= Geological Society of India =

The Geological Society of India is based in Bangalore, India. Its flagship product is the Journal of the Geological Society of India (JGSI).

==Establishment==
As declared in the JGSI, the society was established on May 28, 1958, to promote the cause of advanced study and research in all branches of earth system science.

==Governance==
The society is administered by a council having a term of three years. The president of the current council is the geologist 'B. P. Radhakrishna' who occasionally writes on pressing science-society issues. The geological society has three classes of membership: Life/Annual Membership; Honorary fellows; Corporate members. The fellows are elected once a year by the council. The society has found the life memberships it offered long ago to be a burden in the sense that life fellows do not have to contribute to the society monetarily but the society has to honour the subscriptions.

The society publishes its journal monthly.

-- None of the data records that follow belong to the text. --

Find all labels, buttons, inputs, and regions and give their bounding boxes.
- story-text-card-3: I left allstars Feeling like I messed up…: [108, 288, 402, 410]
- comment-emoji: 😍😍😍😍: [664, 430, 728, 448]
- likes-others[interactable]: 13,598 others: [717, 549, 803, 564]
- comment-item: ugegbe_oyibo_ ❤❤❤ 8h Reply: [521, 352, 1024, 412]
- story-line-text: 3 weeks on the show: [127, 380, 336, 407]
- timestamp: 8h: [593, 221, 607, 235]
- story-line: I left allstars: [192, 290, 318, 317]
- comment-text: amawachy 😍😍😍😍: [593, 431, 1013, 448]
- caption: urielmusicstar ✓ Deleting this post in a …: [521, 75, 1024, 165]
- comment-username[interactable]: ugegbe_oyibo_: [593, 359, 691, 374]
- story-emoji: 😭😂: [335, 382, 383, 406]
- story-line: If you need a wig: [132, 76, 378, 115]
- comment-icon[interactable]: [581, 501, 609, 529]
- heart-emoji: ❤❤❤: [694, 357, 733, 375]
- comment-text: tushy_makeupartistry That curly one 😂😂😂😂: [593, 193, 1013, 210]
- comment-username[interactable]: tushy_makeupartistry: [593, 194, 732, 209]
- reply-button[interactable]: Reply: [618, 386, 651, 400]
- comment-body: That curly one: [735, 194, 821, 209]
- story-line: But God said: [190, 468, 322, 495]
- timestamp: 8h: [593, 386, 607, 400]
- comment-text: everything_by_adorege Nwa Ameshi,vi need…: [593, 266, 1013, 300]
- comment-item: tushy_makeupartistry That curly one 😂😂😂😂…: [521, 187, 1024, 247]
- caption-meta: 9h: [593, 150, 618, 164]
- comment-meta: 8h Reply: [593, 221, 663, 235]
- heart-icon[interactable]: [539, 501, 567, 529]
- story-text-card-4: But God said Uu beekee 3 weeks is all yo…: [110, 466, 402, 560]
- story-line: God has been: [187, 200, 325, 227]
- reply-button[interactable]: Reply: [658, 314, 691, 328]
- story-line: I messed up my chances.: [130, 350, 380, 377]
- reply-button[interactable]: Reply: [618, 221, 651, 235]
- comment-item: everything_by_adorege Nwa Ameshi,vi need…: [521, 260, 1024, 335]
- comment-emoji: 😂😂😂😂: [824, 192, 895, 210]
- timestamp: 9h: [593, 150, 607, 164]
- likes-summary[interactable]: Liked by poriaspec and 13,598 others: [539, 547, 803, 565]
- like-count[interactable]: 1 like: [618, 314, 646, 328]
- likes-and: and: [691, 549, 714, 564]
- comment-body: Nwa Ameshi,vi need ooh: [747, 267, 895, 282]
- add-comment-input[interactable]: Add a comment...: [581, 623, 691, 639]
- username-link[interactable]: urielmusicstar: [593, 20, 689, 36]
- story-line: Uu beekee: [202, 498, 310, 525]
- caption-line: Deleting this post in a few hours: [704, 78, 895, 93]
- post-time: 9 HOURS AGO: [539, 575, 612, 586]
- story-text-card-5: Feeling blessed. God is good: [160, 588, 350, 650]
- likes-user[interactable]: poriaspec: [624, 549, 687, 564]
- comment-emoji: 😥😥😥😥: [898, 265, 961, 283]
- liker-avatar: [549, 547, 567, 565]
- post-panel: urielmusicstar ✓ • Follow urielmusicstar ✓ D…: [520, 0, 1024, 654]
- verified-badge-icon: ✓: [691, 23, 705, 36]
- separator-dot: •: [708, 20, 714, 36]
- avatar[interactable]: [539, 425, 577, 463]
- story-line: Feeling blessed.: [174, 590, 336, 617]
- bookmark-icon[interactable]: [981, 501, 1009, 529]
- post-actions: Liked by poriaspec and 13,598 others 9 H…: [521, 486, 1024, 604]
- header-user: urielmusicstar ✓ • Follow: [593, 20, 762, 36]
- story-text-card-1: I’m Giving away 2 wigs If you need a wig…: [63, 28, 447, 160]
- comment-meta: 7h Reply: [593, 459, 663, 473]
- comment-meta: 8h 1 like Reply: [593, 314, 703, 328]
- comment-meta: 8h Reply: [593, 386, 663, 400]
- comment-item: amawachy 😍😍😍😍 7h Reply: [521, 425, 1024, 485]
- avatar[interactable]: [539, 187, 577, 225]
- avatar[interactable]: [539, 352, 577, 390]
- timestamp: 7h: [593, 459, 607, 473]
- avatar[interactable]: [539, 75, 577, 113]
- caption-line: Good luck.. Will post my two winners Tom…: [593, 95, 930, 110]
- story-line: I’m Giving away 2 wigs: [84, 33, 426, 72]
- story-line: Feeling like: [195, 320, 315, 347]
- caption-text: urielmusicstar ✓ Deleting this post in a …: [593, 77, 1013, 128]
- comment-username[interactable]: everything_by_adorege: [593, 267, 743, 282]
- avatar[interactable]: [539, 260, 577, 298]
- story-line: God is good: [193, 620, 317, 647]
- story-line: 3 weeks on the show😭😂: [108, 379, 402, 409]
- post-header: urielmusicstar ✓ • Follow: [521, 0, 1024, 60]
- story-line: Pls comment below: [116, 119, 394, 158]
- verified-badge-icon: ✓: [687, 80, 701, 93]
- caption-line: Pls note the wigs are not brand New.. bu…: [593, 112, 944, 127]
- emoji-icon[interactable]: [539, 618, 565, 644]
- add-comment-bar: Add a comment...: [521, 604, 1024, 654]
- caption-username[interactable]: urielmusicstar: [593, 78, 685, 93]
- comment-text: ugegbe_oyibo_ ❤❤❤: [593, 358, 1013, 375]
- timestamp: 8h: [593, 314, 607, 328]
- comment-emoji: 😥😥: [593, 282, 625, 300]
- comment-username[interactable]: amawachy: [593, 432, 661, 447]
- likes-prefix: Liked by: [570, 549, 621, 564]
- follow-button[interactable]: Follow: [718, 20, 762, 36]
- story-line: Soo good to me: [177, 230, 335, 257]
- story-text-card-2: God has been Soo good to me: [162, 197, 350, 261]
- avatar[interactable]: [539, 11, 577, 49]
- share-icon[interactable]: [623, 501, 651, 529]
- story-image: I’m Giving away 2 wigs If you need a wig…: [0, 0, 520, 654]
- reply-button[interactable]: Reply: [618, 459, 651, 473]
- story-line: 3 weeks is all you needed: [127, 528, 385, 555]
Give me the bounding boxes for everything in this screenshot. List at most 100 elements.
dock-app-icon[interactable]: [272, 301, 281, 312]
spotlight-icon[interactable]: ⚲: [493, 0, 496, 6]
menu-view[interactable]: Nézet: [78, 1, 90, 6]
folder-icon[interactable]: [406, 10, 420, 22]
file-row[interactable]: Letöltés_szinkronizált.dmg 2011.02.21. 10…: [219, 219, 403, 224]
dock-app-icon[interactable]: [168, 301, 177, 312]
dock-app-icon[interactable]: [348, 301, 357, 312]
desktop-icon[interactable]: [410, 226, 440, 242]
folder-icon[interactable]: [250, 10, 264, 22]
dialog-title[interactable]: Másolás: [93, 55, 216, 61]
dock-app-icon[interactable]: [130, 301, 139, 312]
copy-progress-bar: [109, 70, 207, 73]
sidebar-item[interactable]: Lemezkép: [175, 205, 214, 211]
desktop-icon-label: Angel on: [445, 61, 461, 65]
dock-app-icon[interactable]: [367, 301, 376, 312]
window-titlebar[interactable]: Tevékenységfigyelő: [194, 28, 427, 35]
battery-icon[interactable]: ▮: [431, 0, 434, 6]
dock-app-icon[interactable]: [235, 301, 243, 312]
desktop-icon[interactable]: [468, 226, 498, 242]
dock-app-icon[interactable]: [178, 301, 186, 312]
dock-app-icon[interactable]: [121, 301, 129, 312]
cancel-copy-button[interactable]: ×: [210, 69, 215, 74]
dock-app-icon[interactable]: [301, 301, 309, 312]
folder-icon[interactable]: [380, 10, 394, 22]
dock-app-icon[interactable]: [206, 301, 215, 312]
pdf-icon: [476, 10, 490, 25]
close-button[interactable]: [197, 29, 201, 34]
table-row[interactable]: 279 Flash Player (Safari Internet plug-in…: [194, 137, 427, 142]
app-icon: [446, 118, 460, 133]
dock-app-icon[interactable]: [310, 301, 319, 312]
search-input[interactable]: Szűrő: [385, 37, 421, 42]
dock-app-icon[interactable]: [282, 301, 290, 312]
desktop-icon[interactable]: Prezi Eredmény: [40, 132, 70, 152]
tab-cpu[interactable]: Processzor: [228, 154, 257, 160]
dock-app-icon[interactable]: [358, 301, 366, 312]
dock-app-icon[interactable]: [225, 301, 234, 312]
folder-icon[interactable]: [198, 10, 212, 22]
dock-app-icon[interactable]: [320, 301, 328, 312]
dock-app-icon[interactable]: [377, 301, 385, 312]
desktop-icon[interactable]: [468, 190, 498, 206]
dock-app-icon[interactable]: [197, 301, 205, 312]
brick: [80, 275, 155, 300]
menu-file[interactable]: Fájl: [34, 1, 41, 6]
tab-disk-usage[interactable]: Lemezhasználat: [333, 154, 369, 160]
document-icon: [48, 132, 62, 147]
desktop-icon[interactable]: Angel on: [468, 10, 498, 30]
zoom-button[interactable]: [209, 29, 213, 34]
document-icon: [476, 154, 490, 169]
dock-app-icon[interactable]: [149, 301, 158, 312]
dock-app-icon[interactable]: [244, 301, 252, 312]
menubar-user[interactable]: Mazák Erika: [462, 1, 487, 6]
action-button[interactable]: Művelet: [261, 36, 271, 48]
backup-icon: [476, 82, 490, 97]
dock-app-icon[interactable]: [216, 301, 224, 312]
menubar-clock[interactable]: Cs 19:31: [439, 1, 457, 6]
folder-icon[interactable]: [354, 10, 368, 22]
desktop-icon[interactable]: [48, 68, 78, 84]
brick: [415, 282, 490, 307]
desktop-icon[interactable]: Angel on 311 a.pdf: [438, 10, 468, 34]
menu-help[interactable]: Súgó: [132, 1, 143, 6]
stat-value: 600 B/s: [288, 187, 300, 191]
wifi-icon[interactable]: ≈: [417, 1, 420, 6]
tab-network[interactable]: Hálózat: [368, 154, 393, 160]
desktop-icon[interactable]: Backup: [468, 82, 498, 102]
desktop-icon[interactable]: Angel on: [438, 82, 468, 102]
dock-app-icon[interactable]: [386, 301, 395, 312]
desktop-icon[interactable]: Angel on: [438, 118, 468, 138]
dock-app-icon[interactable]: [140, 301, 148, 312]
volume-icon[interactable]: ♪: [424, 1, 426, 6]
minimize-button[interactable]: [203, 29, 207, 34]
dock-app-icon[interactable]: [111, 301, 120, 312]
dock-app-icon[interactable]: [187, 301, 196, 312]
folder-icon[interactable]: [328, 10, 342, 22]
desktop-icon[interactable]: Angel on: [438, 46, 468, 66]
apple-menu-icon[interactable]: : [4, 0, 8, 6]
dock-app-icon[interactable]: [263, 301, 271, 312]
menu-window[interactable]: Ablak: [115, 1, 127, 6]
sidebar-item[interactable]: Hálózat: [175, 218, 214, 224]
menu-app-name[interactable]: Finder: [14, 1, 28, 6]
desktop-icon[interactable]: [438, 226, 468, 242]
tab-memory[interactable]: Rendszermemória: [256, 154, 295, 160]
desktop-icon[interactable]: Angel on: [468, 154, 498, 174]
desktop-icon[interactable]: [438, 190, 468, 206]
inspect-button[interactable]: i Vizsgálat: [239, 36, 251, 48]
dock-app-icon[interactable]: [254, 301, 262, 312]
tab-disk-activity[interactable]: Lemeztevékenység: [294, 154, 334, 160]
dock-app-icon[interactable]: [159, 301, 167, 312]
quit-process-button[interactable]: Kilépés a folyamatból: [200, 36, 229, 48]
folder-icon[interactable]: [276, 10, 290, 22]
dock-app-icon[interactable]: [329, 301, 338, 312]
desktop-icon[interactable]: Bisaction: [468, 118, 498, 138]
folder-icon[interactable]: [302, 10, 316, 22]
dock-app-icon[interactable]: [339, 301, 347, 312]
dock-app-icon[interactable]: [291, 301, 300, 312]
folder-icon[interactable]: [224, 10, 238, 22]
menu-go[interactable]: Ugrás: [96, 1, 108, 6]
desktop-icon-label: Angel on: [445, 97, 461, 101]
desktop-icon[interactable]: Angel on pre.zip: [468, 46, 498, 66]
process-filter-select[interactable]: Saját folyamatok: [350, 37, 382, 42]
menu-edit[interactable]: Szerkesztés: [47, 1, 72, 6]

It also publishes memoirs, textbooks, field guides and an economic geology series, all related to the geology of India.

==Journal of the Geological Society of India==
The journal publishes peer reviewed articles on all aspects of earth science. Most contributions are from India, with a few from neighbouring countries and rarely from outside the continent. A scientometric assessment of the journal has suggested that to improve the journal's impact factor more review papers, increased international authorship, and broadening of subject areas of publication may be attempted.

The present editor is Fareeduddin. The editorial board has B. B. Bhattacharya (Calcutta), D. K. Paul (Calcutta), G. V. R. Prasad (University of Jammu) and M. Ramakrishnan (Chennai) as members.